By Gary Shapiro | Point of View
On Wednesday, Dec. 9, Scottsdale Leadership will honor three members from our community for their leadership impact. As time marches on some of the history and background of the organization and the names associated with the awards deserves to be refreshed.
Four decades ago, Sam Campana and I were classmates in Class Five of Valley Leadership. We loved the program. At one point in time, Sam said to me, “Scottsdale needs a program like this, and we can do it better.”
So, we started work on creating Scottsdale Leadership. We brought on Chamber of Commerce leader and banking executive Don Ruff and the most famous Artichoke of all time, Art DeCabooter, president of Scottsdale Community College.
Don is still with us, but Art died three years ago, and our community misses him very much.
As time goes on, the names and faces surrounding Scottsdale Leadership change. We celebrate our history yet fewer and fewer people at the upcoming luncheon may have actually met Herb Drinkwater, Frank Hodges and Bill Jenkins.
Herb is undoubtedly our most famous and revered mayor. He served our community from 1970 to 1996 and as our mayor for four terms.
Like Scottsdale Leadership’s mantra of promoting civil discourse, Herb was a consensus builder. He worked hard to attain a 96% voter approval rating but was always chasing the remaining 4% encouraging them to get involved, join the team, and make a difference.
“Mr. Scottsdale,” as he was known, died in 1997 at the age of sixty-one.
Frank Hodges was a member of Class One of Scottsdale Leadership. He was the fire chief at Rural Metro, Scottsdale’s Fire Department. Members of Class One of Scottsdale Leadership were hand selected to participate. There was no application process for the fledgling organization at the time.
Frank was a natural choice, not only because of his job as chief, but due to his infectious smile and proven leadership skills.
Frank was and continues to be the poster child for servant leadership. He lit up the room when he walked in and made things happen without looking for recognition or credit. Sadly, we lost Frank in a tragic automobile accident in 1990, but we continue to honor his legacy.
Scottsdale Leadership community roots run deep
Bill Jenkins was a modest and unassuming gentleman. He was a popular history, government and economics teacher for the Scottsdale School District starting in the late 1950s. He was first elected to the City Council in 1966 and served as Scottsdale’s mayor from 1974 to 1980.
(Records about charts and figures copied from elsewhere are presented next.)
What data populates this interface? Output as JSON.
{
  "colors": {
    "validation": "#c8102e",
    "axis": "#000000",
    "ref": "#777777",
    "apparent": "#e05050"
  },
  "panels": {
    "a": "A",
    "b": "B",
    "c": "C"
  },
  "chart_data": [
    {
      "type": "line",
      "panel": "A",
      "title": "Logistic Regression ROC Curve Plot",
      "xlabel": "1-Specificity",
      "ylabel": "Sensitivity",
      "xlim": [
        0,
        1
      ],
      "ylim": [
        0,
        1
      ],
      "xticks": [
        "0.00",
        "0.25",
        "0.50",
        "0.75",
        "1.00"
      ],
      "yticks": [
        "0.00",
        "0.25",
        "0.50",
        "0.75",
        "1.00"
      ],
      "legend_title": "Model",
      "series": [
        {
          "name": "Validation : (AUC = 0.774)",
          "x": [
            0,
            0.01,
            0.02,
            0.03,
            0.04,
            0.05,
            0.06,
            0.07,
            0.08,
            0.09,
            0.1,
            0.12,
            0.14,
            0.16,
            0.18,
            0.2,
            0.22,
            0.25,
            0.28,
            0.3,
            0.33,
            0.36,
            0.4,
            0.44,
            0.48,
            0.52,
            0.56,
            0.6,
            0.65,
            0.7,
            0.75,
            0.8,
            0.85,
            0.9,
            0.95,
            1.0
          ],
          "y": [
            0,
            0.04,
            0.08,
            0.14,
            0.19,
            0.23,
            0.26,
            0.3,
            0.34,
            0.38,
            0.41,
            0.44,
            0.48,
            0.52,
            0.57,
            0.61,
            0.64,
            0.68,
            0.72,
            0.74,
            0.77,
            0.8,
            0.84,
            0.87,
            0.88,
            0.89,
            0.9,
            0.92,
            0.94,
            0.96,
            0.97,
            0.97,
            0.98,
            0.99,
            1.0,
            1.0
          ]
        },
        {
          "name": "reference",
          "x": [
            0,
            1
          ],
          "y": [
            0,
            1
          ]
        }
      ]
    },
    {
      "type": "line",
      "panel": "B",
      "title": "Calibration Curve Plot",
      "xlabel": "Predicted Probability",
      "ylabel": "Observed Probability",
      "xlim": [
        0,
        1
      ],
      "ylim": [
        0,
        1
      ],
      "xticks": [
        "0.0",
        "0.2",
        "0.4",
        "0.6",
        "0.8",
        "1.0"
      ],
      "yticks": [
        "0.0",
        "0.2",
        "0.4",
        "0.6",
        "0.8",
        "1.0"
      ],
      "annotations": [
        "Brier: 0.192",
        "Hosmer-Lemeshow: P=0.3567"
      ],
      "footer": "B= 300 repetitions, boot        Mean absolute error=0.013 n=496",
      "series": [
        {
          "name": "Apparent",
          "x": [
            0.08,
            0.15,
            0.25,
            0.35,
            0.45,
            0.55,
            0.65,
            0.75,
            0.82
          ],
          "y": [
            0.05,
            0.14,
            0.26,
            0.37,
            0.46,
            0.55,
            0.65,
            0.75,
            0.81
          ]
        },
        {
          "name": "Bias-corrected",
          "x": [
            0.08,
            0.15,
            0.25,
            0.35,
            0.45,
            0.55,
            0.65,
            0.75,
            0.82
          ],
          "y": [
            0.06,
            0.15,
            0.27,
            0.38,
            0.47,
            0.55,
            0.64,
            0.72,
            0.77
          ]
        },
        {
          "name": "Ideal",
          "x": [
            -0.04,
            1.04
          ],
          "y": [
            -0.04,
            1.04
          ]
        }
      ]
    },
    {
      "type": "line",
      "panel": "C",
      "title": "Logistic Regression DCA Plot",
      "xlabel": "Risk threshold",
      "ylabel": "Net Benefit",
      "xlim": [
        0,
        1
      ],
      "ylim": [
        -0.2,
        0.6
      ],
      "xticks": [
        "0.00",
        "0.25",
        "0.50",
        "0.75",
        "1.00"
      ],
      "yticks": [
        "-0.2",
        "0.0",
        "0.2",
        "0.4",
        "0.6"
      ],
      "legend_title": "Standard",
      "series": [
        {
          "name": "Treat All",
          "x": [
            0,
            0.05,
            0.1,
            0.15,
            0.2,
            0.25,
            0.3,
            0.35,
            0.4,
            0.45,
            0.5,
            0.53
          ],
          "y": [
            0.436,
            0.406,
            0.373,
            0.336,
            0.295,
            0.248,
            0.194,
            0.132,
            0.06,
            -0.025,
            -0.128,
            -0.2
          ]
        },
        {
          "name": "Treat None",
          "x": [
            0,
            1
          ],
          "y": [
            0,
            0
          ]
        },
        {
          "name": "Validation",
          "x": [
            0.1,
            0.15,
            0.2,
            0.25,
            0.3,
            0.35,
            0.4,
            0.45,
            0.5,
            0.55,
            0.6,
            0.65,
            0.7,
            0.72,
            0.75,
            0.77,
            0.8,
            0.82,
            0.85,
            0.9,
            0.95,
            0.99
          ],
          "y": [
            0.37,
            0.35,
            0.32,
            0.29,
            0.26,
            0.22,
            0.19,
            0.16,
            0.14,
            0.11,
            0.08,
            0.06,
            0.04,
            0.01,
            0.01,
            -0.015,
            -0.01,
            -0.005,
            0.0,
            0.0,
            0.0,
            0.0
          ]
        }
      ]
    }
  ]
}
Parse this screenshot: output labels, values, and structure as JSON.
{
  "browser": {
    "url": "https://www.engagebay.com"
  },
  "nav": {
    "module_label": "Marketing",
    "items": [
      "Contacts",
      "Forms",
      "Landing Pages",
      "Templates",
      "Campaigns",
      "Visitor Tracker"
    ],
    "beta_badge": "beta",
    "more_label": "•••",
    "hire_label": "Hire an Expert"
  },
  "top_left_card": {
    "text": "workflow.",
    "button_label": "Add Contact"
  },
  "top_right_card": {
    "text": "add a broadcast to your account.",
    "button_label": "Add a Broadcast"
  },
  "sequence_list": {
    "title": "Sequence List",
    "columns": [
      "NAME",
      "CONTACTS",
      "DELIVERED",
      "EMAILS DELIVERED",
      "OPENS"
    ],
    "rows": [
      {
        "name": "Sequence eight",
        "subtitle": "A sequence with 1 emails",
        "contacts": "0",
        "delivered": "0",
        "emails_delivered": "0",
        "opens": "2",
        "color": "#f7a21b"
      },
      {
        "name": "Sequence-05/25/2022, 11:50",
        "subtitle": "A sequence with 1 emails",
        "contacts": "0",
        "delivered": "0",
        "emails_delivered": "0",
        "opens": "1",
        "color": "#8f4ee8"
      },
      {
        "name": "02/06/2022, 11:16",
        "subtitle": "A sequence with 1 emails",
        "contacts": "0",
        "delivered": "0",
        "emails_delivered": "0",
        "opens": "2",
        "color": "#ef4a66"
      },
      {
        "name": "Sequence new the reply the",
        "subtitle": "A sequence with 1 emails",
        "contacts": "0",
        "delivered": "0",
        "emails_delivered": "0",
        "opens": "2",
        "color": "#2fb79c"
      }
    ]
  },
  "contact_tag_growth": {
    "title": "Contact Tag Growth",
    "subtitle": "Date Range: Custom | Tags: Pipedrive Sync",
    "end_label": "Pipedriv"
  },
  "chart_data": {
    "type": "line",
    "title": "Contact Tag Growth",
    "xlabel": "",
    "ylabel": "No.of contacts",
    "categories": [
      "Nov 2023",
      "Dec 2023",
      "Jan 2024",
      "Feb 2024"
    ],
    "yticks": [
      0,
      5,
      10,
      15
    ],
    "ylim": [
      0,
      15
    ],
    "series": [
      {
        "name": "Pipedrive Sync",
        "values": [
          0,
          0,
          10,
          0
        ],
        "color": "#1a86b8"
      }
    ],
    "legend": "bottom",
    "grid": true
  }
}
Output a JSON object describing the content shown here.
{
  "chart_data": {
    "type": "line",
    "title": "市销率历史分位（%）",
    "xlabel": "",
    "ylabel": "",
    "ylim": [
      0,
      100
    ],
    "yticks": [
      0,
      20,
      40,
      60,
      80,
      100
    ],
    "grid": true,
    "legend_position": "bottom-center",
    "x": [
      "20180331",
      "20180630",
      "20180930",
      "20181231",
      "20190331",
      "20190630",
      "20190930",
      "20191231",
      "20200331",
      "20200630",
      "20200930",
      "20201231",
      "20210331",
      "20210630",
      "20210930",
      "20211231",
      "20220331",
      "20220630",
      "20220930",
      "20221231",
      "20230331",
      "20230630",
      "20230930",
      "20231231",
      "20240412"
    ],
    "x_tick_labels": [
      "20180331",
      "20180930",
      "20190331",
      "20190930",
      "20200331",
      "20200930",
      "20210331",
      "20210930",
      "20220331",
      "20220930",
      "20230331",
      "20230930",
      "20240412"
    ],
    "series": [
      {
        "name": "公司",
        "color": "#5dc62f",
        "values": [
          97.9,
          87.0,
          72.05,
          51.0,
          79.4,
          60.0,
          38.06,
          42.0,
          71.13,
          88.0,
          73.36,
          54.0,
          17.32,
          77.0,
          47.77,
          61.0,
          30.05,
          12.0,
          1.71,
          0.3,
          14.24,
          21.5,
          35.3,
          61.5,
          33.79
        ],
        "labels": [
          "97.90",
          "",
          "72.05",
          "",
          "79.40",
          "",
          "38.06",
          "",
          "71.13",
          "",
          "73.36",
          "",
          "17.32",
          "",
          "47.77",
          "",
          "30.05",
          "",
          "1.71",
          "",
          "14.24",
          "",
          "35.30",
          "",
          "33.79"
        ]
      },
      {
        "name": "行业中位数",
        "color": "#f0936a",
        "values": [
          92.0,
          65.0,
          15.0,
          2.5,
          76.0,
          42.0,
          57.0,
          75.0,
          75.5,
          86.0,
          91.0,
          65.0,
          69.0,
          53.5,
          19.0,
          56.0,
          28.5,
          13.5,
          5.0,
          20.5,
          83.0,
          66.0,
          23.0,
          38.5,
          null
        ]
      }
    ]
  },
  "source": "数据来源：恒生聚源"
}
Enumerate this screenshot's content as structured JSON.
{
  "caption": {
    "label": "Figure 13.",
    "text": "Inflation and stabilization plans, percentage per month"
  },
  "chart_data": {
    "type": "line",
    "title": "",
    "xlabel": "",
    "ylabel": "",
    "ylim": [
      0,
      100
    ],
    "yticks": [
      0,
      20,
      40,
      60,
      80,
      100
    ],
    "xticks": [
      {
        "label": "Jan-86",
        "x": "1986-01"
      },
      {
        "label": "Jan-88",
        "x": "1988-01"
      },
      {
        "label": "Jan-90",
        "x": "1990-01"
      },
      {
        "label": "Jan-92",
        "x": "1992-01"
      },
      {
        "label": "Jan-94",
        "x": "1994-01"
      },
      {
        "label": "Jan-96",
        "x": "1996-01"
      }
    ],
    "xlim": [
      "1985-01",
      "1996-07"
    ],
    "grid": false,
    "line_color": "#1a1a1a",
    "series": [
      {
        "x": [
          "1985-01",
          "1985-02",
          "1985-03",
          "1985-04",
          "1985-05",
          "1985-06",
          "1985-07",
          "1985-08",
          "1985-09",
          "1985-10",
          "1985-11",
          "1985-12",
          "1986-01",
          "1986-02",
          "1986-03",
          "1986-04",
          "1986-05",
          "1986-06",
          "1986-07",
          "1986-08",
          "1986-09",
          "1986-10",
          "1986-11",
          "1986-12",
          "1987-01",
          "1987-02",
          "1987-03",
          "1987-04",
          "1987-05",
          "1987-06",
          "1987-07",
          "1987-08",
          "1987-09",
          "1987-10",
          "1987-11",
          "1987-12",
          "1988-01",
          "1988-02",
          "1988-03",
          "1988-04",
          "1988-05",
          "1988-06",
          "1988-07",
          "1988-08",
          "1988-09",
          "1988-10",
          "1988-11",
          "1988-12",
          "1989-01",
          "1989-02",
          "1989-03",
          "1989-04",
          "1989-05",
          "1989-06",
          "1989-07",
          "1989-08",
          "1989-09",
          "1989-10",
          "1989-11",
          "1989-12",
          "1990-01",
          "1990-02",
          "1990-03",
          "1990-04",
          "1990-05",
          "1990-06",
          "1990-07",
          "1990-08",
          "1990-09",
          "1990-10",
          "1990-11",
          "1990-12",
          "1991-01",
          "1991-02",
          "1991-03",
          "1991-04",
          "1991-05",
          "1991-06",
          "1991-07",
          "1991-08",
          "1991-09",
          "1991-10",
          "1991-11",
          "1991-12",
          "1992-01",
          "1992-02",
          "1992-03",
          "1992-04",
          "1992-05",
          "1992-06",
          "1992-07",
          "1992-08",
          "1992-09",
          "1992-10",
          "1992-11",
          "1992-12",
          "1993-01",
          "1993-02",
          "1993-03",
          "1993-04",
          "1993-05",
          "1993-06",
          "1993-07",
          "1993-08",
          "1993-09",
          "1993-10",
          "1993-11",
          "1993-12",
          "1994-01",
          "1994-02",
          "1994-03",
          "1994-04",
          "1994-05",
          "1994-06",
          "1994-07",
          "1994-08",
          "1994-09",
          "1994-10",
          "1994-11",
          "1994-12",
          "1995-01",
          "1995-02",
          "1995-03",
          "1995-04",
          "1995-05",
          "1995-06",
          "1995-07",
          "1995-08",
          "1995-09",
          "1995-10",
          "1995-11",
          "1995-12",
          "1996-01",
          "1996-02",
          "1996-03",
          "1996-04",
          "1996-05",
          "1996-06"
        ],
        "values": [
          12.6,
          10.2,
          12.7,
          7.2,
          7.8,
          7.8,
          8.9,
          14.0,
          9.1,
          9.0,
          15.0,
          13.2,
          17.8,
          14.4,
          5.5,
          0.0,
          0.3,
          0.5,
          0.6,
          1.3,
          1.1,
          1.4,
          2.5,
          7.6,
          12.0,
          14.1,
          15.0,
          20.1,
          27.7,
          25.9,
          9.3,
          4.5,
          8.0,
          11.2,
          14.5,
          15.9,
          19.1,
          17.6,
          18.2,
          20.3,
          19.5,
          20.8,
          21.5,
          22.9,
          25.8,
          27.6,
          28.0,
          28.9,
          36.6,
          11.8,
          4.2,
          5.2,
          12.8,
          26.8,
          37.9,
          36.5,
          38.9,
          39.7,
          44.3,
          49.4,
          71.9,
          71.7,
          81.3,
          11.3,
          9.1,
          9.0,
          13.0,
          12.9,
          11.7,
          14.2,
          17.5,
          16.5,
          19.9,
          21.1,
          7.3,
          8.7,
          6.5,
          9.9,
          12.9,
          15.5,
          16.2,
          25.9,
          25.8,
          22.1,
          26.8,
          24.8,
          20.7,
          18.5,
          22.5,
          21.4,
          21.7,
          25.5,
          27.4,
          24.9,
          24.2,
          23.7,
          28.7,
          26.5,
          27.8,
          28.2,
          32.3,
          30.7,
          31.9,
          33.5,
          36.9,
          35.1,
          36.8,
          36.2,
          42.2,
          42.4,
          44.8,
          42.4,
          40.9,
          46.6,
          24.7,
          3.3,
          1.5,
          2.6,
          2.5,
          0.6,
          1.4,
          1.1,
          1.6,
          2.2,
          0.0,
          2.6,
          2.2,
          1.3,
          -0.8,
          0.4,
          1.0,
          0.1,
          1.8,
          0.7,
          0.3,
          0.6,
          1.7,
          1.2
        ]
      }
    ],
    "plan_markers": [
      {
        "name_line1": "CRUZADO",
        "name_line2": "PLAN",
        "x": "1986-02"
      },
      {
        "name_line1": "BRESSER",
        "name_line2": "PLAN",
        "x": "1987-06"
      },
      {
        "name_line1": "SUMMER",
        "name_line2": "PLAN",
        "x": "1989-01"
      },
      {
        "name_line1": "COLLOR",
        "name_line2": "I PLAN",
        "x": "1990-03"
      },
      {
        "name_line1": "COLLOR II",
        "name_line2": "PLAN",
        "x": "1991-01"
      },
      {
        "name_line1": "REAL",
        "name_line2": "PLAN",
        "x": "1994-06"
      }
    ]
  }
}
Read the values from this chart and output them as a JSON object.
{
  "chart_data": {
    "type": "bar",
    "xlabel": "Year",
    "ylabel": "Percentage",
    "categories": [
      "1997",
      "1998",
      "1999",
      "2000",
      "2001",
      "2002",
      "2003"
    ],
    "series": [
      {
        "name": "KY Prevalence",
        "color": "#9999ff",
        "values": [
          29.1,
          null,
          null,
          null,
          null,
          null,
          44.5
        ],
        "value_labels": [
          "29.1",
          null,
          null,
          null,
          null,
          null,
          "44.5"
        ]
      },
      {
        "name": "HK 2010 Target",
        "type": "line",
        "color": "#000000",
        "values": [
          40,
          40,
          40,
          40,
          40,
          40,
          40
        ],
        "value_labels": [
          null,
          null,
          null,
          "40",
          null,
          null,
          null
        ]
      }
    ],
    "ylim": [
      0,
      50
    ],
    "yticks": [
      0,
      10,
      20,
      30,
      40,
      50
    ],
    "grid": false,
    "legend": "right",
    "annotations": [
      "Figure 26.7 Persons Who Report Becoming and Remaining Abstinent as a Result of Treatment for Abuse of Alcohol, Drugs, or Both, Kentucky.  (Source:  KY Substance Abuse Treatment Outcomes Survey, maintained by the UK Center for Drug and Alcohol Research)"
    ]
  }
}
What made him different, as former Councilwoman Diane Cusack said, was that Bill was a perfect gentleman at all times. He was the calm hand on the rudder. He was honest and trustworthy.
Bill left us in 2008 but was fortunate to impact thousands of high school students along the way, and he left an indelible mark on our community.
So, what do Herb, Frank and Bill have in common? What can Scottsdale Leadership and our community at large learn from these giants? Why should today and tomorrow’s honorees relish in being part of their legacy?
Our beloved community leader and wisdom keeper Paul Messinger once said there’s always a group of independently minded elected officials; however, in the good old days, after each vote, whether we found ourselves on the losing or winning side of an issue, we all knuckled down and supported the will of the majority.
Herb, Frank, and Bill were statesmen. They were wisdom keepers. They rose to the occasion and inspired us. Lots of organizations have awards. We should all appreciate the “Dudley Do-Rights” of our world. In my mind, the awards named after Herb, Frank, and Bill are the gold standard for Scottsdale.
The mission of Scottsdale Leadership is probably more important today than ever. We started with a belief that we could do things better and we continue to deliver.
Editor’s note: Mr. Shapiro is a Scottsdale Charro, Realtor and co-founder of Scottsdale Leadership.